Residents during a virtual community meeting with the Nevada Division of Environmental Protection:
-“a lot of us feel like this is not an appropriate project or an appropriate place for this project. But we are in a regulatory box where we need to comply with these particular requirements and not with what is reasonable to us in our minds.” -“the explanations that were given to us, none of them involved what the risks to us are.”
Residents during a “Thacker Pass Concerned Citizens” community meeting:
-“how are they going to compensate for unintended consequences of their actions? If a disaster happens, how are they going to rectify that to the community? Because they never put anything in writing. If something tragic happens, how are they going to address it?” -“if they are going to come in and change the way my whole community looks…I’m not going to stand here when someone comes in with a vague plan to change my way of life and not have a voice in it. I want to be able to live with it [the consequences of the mine], that’s my problem. It’s my home. I was born here. It’s where I was raised. I want to raise my kids here.” -[on concerns about water quality] “We need an initial test on that; you can’t test after they’ve started” • [on concerns about expansion] “we want to get in writing that they won’t extend the life of the mine” -“they’re going to take agriculture’s water, and it will never go back to agriculture”

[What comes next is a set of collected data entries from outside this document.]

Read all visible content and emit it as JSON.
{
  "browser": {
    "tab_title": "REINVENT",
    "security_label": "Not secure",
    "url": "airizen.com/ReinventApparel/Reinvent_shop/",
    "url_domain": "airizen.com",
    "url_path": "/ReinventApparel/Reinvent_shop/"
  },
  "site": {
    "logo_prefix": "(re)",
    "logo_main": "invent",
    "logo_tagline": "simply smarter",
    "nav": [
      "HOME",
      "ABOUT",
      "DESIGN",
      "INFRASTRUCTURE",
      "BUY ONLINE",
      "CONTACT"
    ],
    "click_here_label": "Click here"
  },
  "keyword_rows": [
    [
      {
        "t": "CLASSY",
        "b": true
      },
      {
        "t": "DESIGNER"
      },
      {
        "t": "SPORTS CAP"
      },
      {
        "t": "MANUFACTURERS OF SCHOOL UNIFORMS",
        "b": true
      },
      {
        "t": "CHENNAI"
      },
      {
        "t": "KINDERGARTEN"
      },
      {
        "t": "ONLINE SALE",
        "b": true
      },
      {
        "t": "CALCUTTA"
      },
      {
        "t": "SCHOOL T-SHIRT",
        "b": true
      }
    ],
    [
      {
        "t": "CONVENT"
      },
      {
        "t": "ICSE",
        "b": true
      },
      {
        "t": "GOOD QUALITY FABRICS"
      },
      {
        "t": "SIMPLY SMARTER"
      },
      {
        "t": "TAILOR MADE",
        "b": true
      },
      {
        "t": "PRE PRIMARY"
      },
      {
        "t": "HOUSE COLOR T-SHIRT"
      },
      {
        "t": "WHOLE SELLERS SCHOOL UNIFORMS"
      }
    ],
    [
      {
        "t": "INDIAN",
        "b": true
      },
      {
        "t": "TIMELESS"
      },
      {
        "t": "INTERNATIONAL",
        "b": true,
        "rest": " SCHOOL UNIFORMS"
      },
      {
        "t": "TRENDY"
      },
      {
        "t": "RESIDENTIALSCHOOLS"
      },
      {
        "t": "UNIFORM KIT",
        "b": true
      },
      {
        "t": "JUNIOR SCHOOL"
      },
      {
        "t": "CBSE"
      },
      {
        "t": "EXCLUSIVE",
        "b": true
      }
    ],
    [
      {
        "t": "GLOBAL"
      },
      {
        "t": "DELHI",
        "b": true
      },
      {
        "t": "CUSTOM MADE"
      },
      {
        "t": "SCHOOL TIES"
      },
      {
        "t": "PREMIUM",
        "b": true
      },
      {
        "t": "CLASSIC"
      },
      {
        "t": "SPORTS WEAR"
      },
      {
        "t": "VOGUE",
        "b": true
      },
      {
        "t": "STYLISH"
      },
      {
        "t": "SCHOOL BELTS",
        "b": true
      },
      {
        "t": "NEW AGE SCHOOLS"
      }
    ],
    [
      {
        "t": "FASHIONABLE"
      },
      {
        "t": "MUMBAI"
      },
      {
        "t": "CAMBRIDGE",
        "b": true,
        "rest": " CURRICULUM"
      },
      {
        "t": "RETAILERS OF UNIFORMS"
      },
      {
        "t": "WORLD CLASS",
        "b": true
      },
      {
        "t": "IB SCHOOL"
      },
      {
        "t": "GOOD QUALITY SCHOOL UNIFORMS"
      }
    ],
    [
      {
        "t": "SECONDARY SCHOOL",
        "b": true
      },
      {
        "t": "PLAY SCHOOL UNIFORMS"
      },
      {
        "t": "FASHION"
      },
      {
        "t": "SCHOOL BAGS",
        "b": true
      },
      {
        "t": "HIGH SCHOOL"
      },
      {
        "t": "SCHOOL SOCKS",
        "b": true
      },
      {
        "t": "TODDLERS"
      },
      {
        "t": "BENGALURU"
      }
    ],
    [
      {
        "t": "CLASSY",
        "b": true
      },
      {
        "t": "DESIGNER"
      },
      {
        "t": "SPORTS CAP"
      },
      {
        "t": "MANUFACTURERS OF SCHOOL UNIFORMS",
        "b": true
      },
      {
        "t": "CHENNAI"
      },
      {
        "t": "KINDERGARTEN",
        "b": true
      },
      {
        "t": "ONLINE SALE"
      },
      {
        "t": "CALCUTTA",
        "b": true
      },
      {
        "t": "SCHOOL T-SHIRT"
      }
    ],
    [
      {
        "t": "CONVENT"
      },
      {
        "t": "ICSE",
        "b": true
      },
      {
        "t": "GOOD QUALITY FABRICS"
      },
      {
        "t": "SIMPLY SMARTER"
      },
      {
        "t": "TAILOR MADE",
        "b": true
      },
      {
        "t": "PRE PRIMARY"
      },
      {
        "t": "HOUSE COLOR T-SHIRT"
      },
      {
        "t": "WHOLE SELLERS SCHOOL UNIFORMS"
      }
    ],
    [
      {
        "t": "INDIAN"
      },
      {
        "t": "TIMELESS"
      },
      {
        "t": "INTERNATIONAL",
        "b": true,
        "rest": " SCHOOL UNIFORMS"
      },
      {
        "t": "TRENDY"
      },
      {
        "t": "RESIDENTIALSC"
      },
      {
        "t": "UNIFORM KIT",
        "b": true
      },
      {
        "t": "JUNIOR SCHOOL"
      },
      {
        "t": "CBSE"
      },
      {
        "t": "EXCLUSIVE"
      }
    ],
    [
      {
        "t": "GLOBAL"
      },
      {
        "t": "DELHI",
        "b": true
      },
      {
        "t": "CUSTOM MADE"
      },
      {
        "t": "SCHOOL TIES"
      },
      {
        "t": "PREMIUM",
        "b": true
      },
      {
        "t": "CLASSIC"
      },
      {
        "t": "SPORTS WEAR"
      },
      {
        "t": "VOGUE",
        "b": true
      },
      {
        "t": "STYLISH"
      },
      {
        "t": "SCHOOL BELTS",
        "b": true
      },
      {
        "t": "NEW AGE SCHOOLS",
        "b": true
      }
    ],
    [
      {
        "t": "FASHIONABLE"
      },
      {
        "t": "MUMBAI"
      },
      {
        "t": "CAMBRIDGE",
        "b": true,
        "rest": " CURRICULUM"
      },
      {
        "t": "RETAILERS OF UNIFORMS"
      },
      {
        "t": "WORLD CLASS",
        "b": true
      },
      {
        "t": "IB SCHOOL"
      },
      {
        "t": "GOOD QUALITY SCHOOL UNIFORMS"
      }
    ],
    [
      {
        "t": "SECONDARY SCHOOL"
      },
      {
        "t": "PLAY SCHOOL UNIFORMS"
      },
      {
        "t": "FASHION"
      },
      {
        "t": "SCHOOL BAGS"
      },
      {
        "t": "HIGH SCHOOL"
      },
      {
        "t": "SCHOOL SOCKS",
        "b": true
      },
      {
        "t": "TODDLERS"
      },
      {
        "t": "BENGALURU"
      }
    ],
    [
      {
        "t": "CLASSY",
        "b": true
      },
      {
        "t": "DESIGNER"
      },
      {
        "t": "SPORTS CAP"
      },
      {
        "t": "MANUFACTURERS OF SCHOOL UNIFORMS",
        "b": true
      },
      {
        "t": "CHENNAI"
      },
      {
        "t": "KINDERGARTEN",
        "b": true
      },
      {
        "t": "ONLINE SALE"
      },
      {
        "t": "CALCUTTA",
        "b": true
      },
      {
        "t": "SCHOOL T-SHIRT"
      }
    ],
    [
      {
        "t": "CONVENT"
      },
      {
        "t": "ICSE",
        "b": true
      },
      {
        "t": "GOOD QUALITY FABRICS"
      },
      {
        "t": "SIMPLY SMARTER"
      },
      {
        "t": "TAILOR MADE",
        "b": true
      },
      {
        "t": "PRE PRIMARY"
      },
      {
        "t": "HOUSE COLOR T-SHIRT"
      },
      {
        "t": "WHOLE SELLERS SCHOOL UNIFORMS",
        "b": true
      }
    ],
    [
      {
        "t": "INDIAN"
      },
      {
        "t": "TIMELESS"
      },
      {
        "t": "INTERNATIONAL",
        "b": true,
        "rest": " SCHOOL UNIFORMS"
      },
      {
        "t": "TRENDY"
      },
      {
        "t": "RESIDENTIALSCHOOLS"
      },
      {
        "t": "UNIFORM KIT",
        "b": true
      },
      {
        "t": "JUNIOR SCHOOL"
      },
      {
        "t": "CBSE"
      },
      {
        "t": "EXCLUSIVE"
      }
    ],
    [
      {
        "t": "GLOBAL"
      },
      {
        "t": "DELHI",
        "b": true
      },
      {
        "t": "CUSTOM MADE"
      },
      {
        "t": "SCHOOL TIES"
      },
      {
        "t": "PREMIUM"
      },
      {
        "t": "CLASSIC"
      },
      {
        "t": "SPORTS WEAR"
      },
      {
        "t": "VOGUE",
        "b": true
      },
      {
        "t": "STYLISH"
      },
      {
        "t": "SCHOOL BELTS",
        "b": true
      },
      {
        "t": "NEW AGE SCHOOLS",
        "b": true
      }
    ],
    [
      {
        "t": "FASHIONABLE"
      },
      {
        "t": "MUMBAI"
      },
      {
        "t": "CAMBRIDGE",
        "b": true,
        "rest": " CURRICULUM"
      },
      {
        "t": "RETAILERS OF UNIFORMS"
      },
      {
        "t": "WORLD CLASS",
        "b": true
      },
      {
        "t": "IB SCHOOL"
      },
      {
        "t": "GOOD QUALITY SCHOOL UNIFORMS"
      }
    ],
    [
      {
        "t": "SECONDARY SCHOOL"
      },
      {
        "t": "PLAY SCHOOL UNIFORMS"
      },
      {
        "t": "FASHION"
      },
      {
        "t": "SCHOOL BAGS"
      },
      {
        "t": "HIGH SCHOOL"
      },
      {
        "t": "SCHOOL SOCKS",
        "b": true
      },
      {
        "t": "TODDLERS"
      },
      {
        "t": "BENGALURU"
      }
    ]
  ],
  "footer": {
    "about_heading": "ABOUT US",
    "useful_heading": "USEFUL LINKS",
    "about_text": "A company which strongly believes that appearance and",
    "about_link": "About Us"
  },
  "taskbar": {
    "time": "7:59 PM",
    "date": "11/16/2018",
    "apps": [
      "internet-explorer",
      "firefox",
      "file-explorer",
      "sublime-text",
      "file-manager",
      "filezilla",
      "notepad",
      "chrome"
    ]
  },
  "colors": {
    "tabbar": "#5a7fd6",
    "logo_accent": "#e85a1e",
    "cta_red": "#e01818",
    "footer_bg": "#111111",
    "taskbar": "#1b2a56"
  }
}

PDF of community voices quote collage from over the past year and a half can be downloaded here.
Great Basin Resource Watch, One Source Network, the Progressive Leadership Alliance of Nevada, and Patagonia hosted a webinar centered around Thacker Pass community voices on May 13th, 2021. A recording of the webinar can be found here.
Some community concerns are also written about in our blog post from the public scoping meeting that was held in Orovada in early February 2020. If you are interested in hearing specifics, you can do so in the blog post here (following this link). More in-depth community concerns and perspective can be found in the sections below as well.
Public Process Hindered in Mine Permitting during COVID-19 Pandemic
Great Basin Resource Watch is additionally concerned about the ways the public process has been hindered in permitting for the Thacker Pass site–especially considering how controversial the proposed project is and the fact that the COVID-19 pandemic is impeding on the community’s ability to meet and deliberate about it. Throughout Nevada, COVID-19 has understandably made it nearly impossible for many community members to come together to discuss their concerns and perspectives, as well as share information with one another, on proposed mine projects. If people do not have the ability to come together to have these conversations and arrive at a collective understanding of a proposed mine, it is nearly impossible for a project to acquire meaningful community consent. Furthermore, accessing the technical documents needed for understanding a proposed mine project and its impacts can be difficult for people, especially in rural areas, who do not have consistent internet to locate these documents electronically and who, because of COVID, can no longer go in person to access this information. In these ways, the current pandemic has put many people and communities in positions where they cannot fairly give their consent for projects. Despite this, the permitting for many mine projects–including Thacker Pass–are continuing as usual.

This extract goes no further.